Tuesday 12 January 2021 6:54 pm

Sterling strengthens after Bank boss Andrew Bailey dismisses negative rates talk

Pound sterling jumped against the US dollar and the euro this afternoon as comments from the Bank of England’s governor Andrew Bailey on the viability of negative interest rates dampened some expectations of sub-zero rates in the UK.

Governor Andrew Bailey said there were “lots of issues” with cutting interest rates below zero and such a move could hurt banks.

Sterling, already benefiting from improved risk appetite, rose 0.9 per cent above $1.363 on the back of Bailey’s comments.

Against the euro, the pound rose 0.6 per cent to €1.116, its highest level against the single currency since 27 December.

Read more: Bank of England bosses reassess 2021 GDP and jobs numbers as UK economy faces ‘darkest hour’

Market pricing shows investors expect negative rates from Britain’s central bank as early as May. Those expectations were pushed slightly further out after Bailey’s comments.

“There were some expectations in the market that the BoE could soon move in this direction (of negative rates),” said Neil Jones, head of FX sales at Mizuho Bank.

“These headline comments have a put a dampener on negative rate expectations and participants are buying sterling back.”

‘Last resort’

Jane Foley, head of FX strategy at Rabobank said the difficulties involved with implementing negative rates are obvious to the market and that it would be a last resort for the central bank.
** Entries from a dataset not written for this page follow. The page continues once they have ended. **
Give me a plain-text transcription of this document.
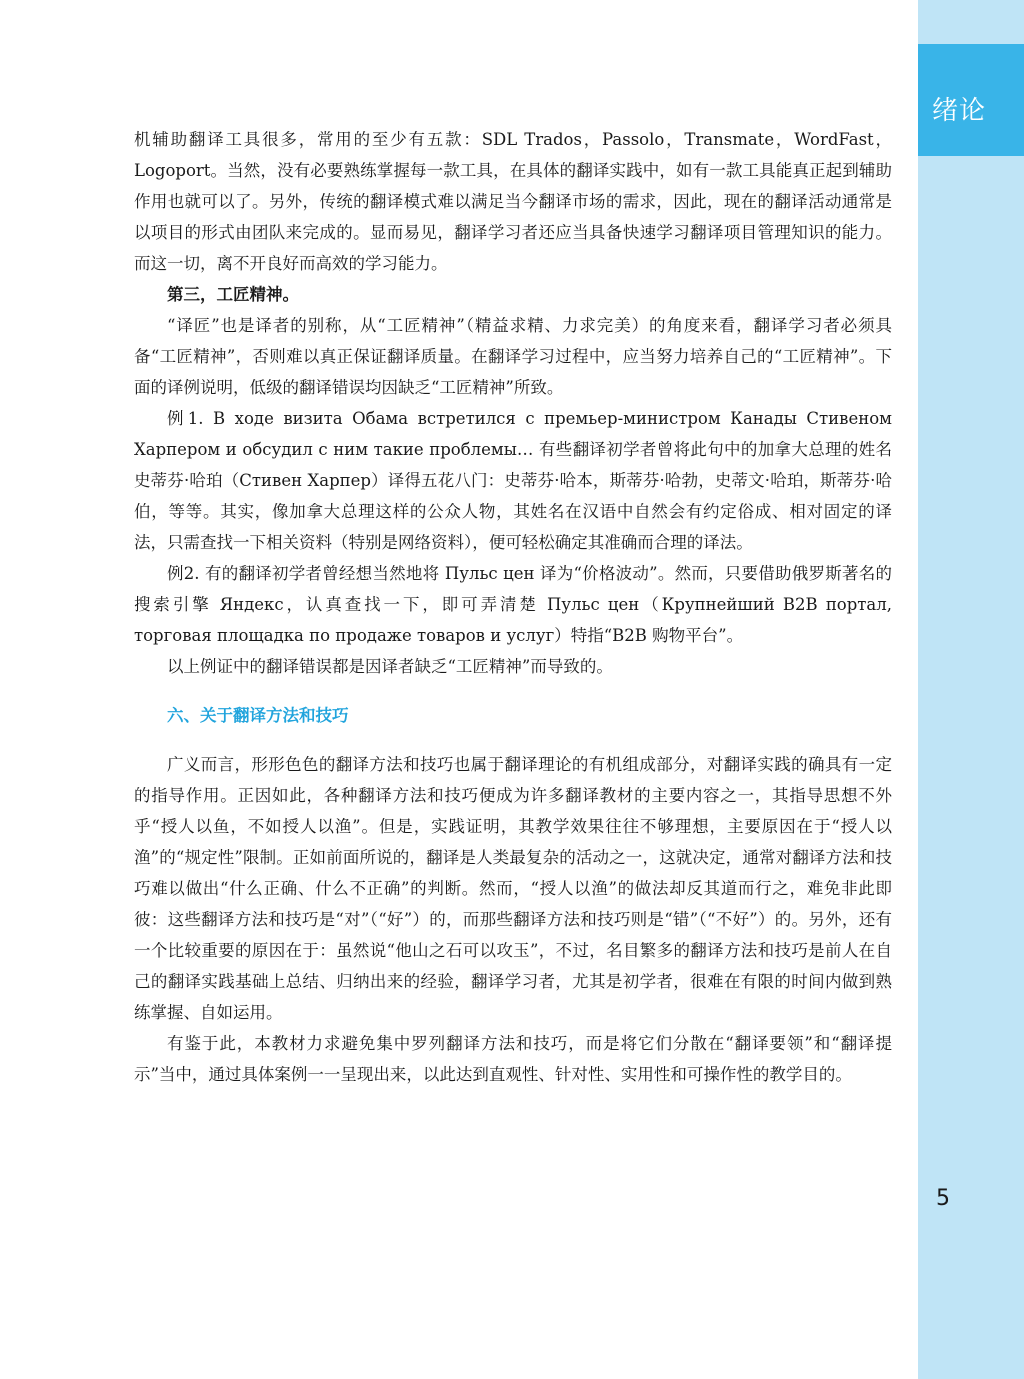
绪论
5

机辅助翻译工具很多，常用的至少有五款：SDL Trados，Passolo，Transmate，WordFast，Logoport。当然，没有必要熟练掌握每一款工具，在具体的翻译实践中，如有一款工具能真正起到辅助作用也就可以了。另外，传统的翻译模式难以满足当今翻译市场的需求，因此，现在的翻译活动通常是以项目的形式由团队来完成的。显而易见，翻译学习者还应当具备快速学习翻译项目管理知识的能力。而这一切，离不开良好而高效的学习能力。

第三，工匠精神。

“译匠”也是译者的别称，从“工匠精神”（精益求精、力求完美）的角度来看，翻译学习者必须具备“工匠精神”，否则难以真正保证翻译质量。在翻译学习过程中，应当努力培养自己的“工匠精神”。下面的译例说明，低级的翻译错误均因缺乏“工匠精神”所致。

例1. В ходе визита Обама встретился с премьер-министром Канады Стивеном Харпером и обсудил с ним такие проблемы… 有些翻译初学者曾将此句中的加拿大总理的姓名史蒂芬·哈珀（Стивен Харпер）译得五花八门：史蒂芬·哈本，斯蒂芬·哈勃，史蒂文·哈珀，斯蒂芬·哈伯，等等。其实，像加拿大总理这样的公众人物，其姓名在汉语中自然会有约定俗成、相对固定的译法，只需查找一下相关资料（特别是网络资料），便可轻松确定其准确而合理的译法。

例2. 有的翻译初学者曾经想当然地将 Пульс цен 译为“价格波动”。然而，只要借助俄罗斯著名的搜索引擎 Яндекс，认真查找一下，即可弄清楚 Пульс цен（Крупнейший B2B портал, торговая площадка по продаже товаров и услуг）特指“B2B 购物平台”。

以上例证中的翻译错误都是因译者缺乏“工匠精神”而导致的。

六、关于翻译方法和技巧

广义而言，形形色色的翻译方法和技巧也属于翻译理论的有机组成部分，对翻译实践的确具有一定的指导作用。正因如此，各种翻译方法和技巧便成为许多翻译教材的主要内容之一，其指导思想不外乎“授人以鱼，不如授人以渔”。但是，实践证明，其教学效果往往不够理想，主要原因在于“授人以渔”的“规定性”限制。正如前面所说的，翻译是人类最复杂的活动之一，这就决定，通常对翻译方法和技巧难以做出“什么正确、什么不正确”的判断。然而，“授人以渔”的做法却反其道而行之，难免非此即彼：这些翻译方法和技巧是“对”（“好”）的，而那些翻译方法和技巧则是“错”（“不好”）的。另外，还有一个比较重要的原因在于：虽然说“他山之石可以攻玉”，不过，名目繁多的翻译方法和技巧是前人在自己的翻译实践基础上总结、归纳出来的经验，翻译学习者，尤其是初学者，很难在有限的时间内做到熟练掌握、自如运用。

有鉴于此，本教材力求避免集中罗列翻译方法和技巧，而是将它们分散在“翻译要领”和“翻译提示”当中，通过具体案例一一呈现出来，以此达到直观性、针对性、实用性和可操作性的教学目的。
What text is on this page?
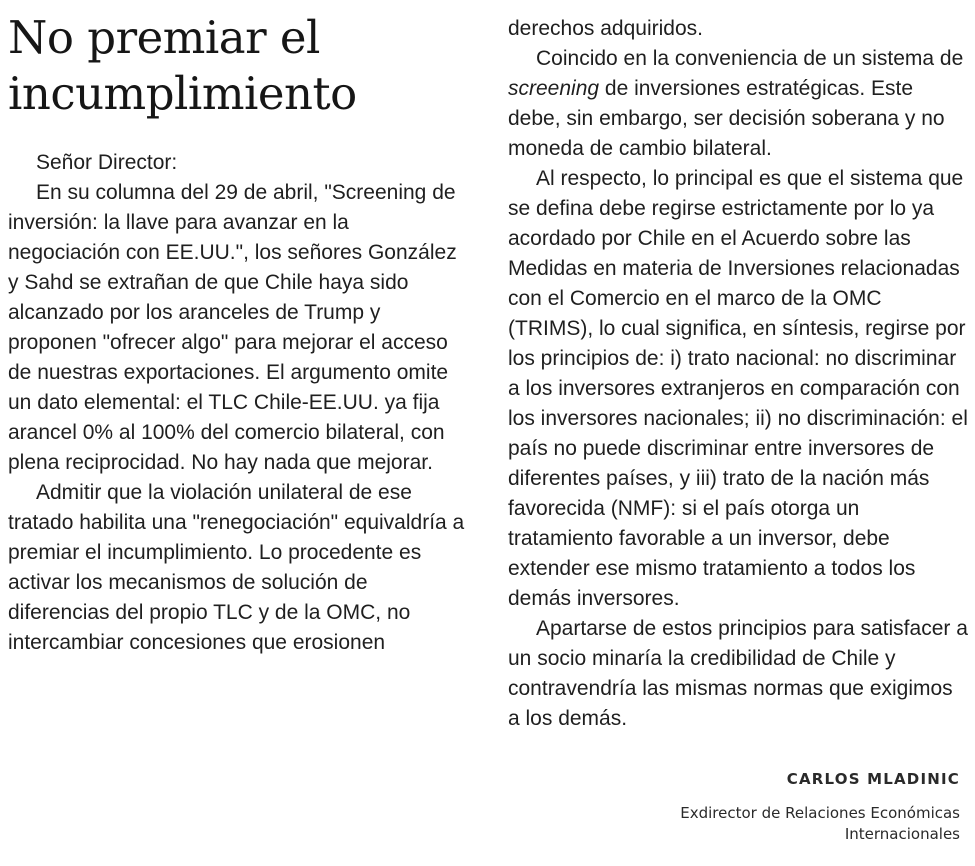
No premiar el incumplimiento

Señor Director:

En su columna del 29 de abril, "Screening de inversión: la llave para avanzar en la negociación con EE.UU.", los señores González y Sahd se extrañan de que Chile haya sido alcanzado por los aranceles de Trump y proponen "ofrecer algo" para mejorar el acceso de nuestras exportaciones. El argumento omite un dato elemental: el TLC Chile-EE.UU. ya fija arancel 0% al 100% del comercio bilateral, con plena reciprocidad. No hay nada que mejorar.

Admitir que la violación unilateral de ese tratado habilita una "renegociación" equivaldría a premiar el incumplimiento. Lo procedente es activar los mecanismos de solución de diferencias del propio TLC y de la OMC, no intercambiar concesiones que erosionen

derechos adquiridos.

Coincido en la conveniencia de un sistema de screening de inversiones estratégicas. Este debe, sin embargo, ser decisión soberana y no moneda de cambio bilateral.

Al respecto, lo principal es que el sistema que se defina debe regirse estrictamente por lo ya acordado por Chile en el Acuerdo sobre las Medidas en materia de Inversiones relacionadas con el Comercio en el marco de la OMC (TRIMS), lo cual significa, en síntesis, regirse por los principios de: i) trato nacional: no discriminar a los inversores extranjeros en comparación con los inversores nacionales; ii) no discriminación: el país no puede discriminar entre inversores de diferentes países, y iii) trato de la nación más favorecida (NMF): si el país otorga un tratamiento favorable a un inversor, debe extender ese mismo tratamiento a todos los demás inversores.

Apartarse de estos principios para satisfacer a un socio minaría la credibilidad de Chile y contravendría las mismas normas que exigimos a los demás.

CARLOS MLADINIC
Exdirector de Relaciones Económicas Internacionales
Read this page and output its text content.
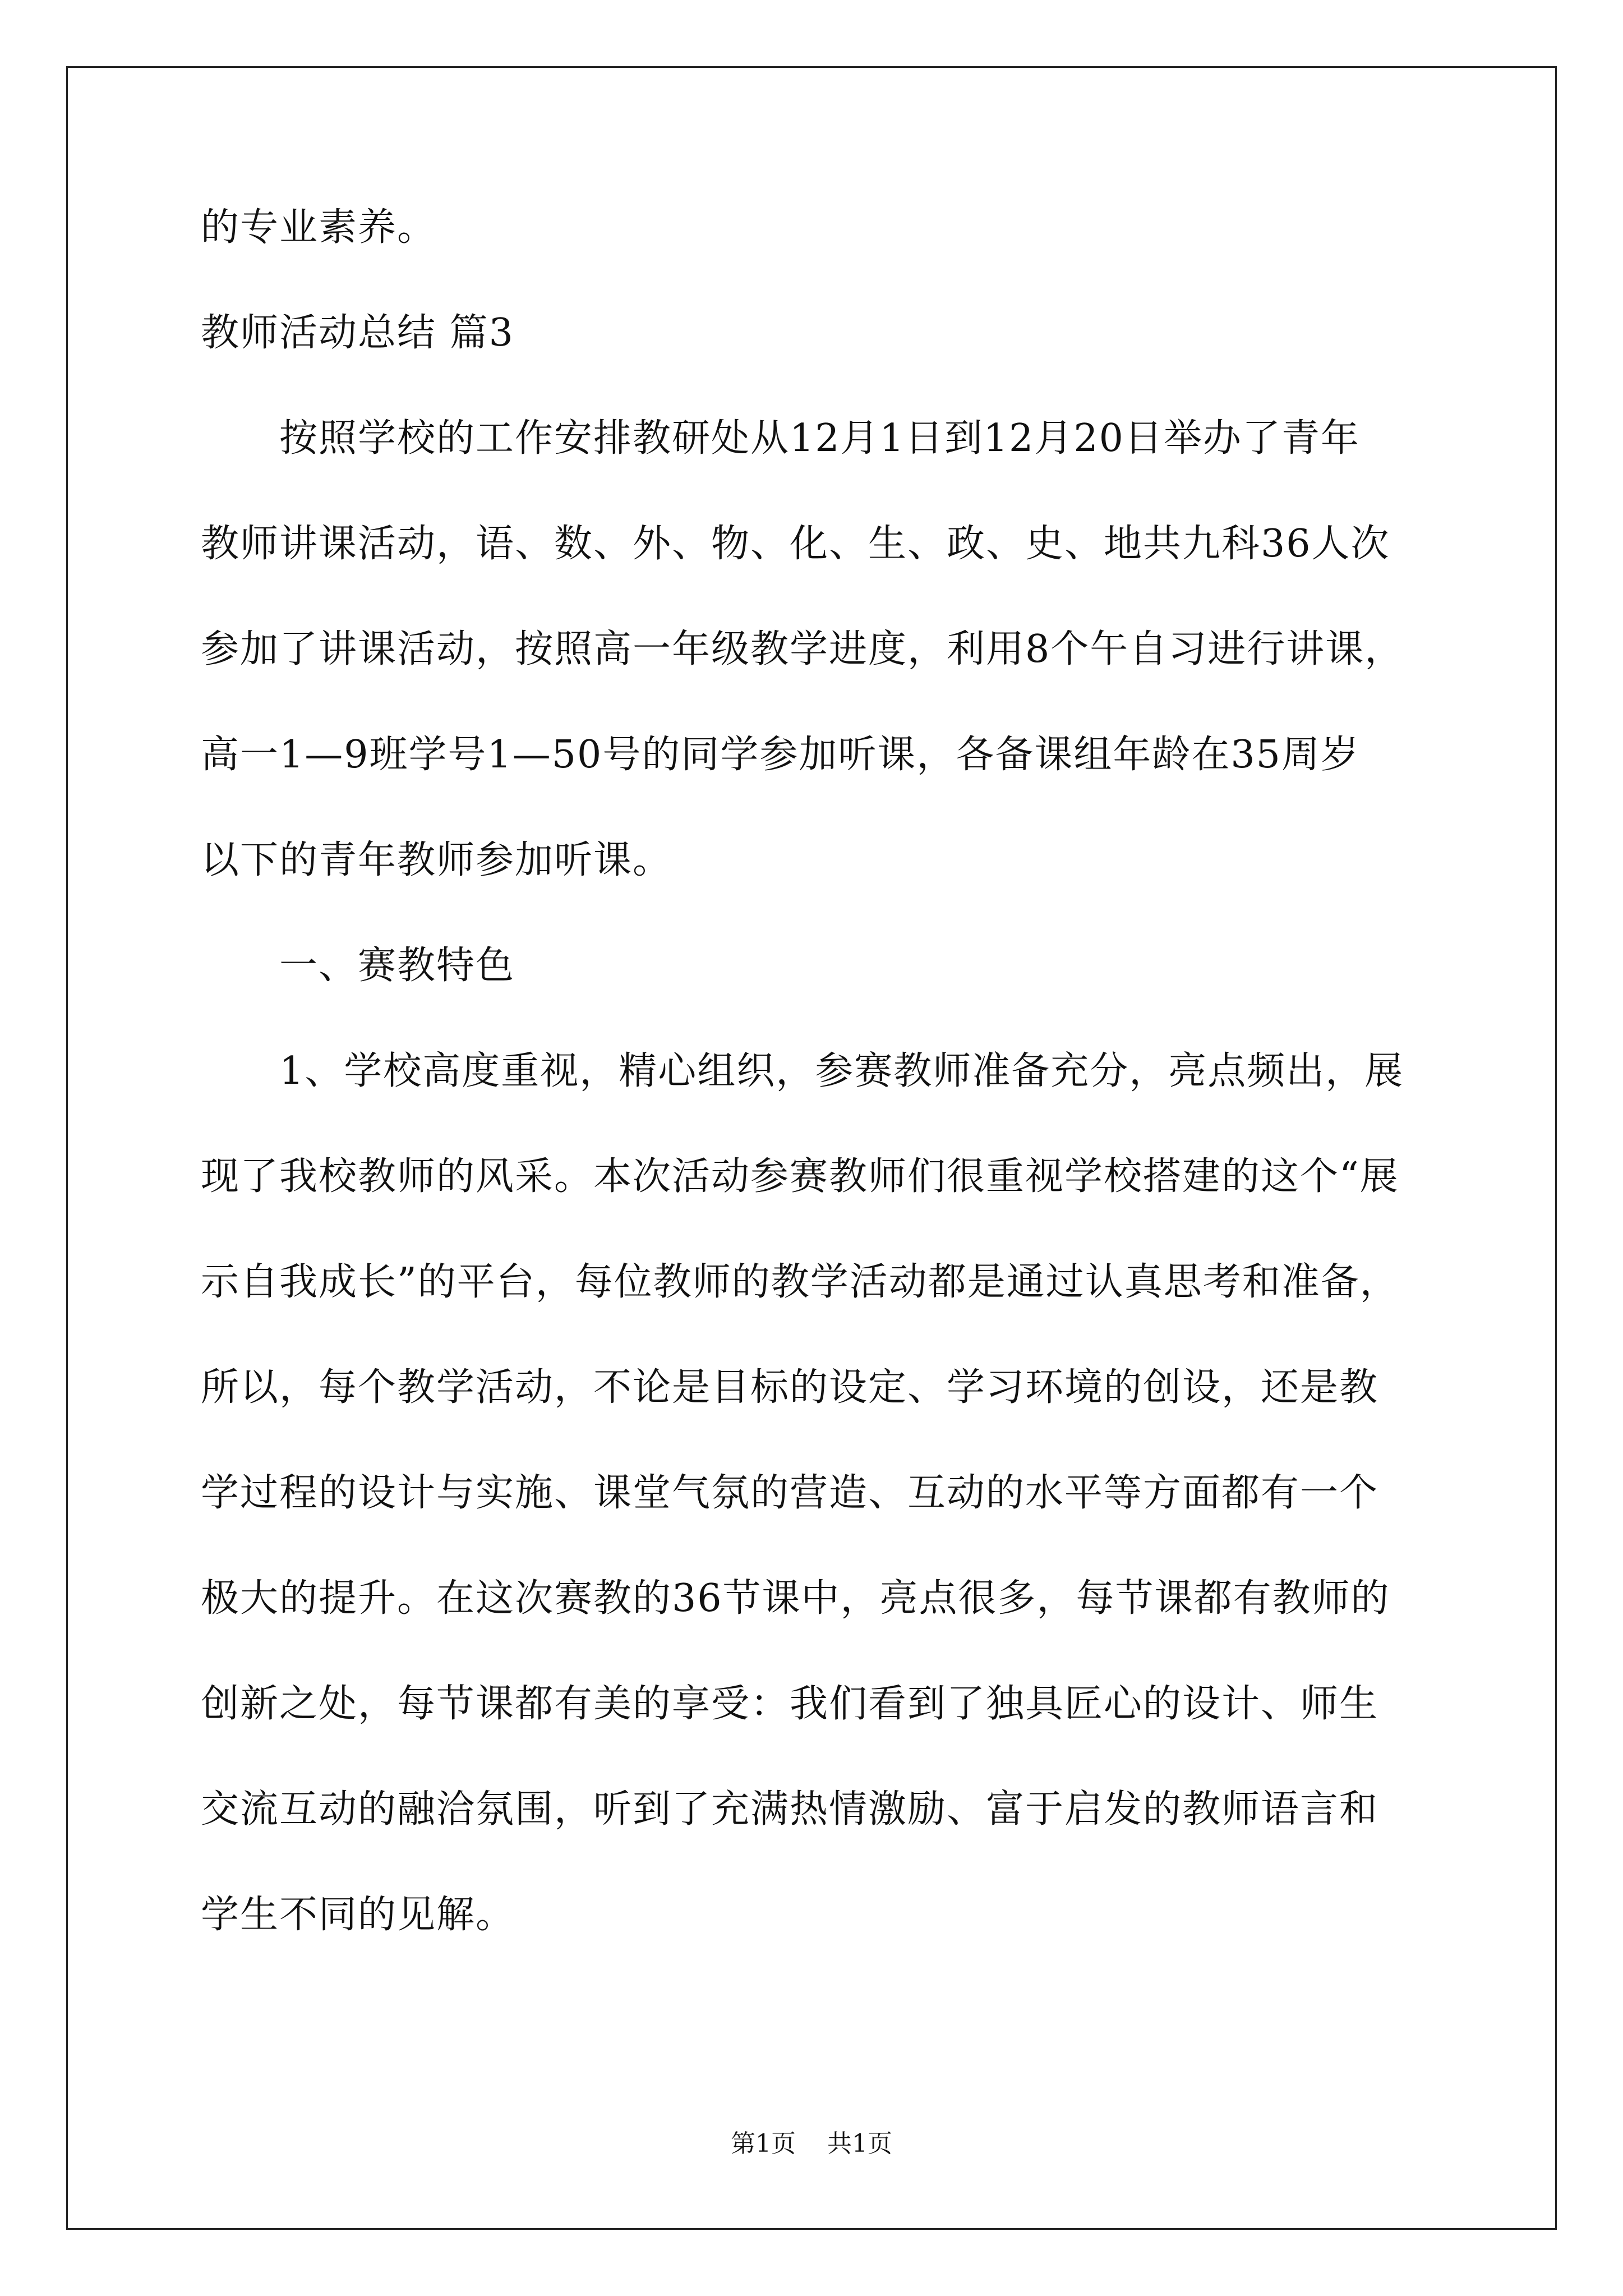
的专业素养。
教师活动总结 篇3
按照学校的工作安排教研处从12月1日到12月20日举办了青年
教师讲课活动，语、数、外、物、化、生、政、史、地共九科36人次
参加了讲课活动，按照高一年级教学进度，利用8个午自习进行讲课，
高一1—9班学号1—50号的同学参加听课，各备课组年龄在35周岁
以下的青年教师参加听课。
一、赛教特色
1、学校高度重视，精心组织，参赛教师准备充分，亮点频出，展
现了我校教师的风采。本次活动参赛教师们很重视学校搭建的这个“展
示自我成长”的平台，每位教师的教学活动都是通过认真思考和准备，
所以，每个教学活动，不论是目标的设定、学习环境的创设，还是教
学过程的设计与实施、课堂气氛的营造、互动的水平等方面都有一个
极大的提升。在这次赛教的36节课中，亮点很多，每节课都有教师的
创新之处，每节课都有美的享受：我们看到了独具匠心的设计、师生
交流互动的融洽氛围，听到了充满热情激励、富于启发的教师语言和
学生不同的见解。
第1页 共1页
“The BoE has been quite successful in making the money market fear negative rates without having to implement them,” she said.

In a daily note to clients, strategists at ING Bank said they remained reluctant to forecast negative rates by the BoE.

With Brexit largely in the pound’s rear-view mirror, investors are focusing more intently on Britain’s economy, which looks likely to tip back into recession.

GDP shrank in the final quarter of 2020 and is expected to contract again in the first quarter of 2021 – following a record fall of over 20 per cent in output in the first two months of lockdown last year.

Finance minister Rishi Sunak warned on Monday that Britain’s economy would get worse before it got better, with the country now in its third national lockdown and struggling to contain the spread of the coronavirus.

British consumer spending fell in December at the fastest rate in six months, with pubs and restaurants especially hard hit by a resurgence of coronavirus cases, a survey by payment card provider Barclaycard showed.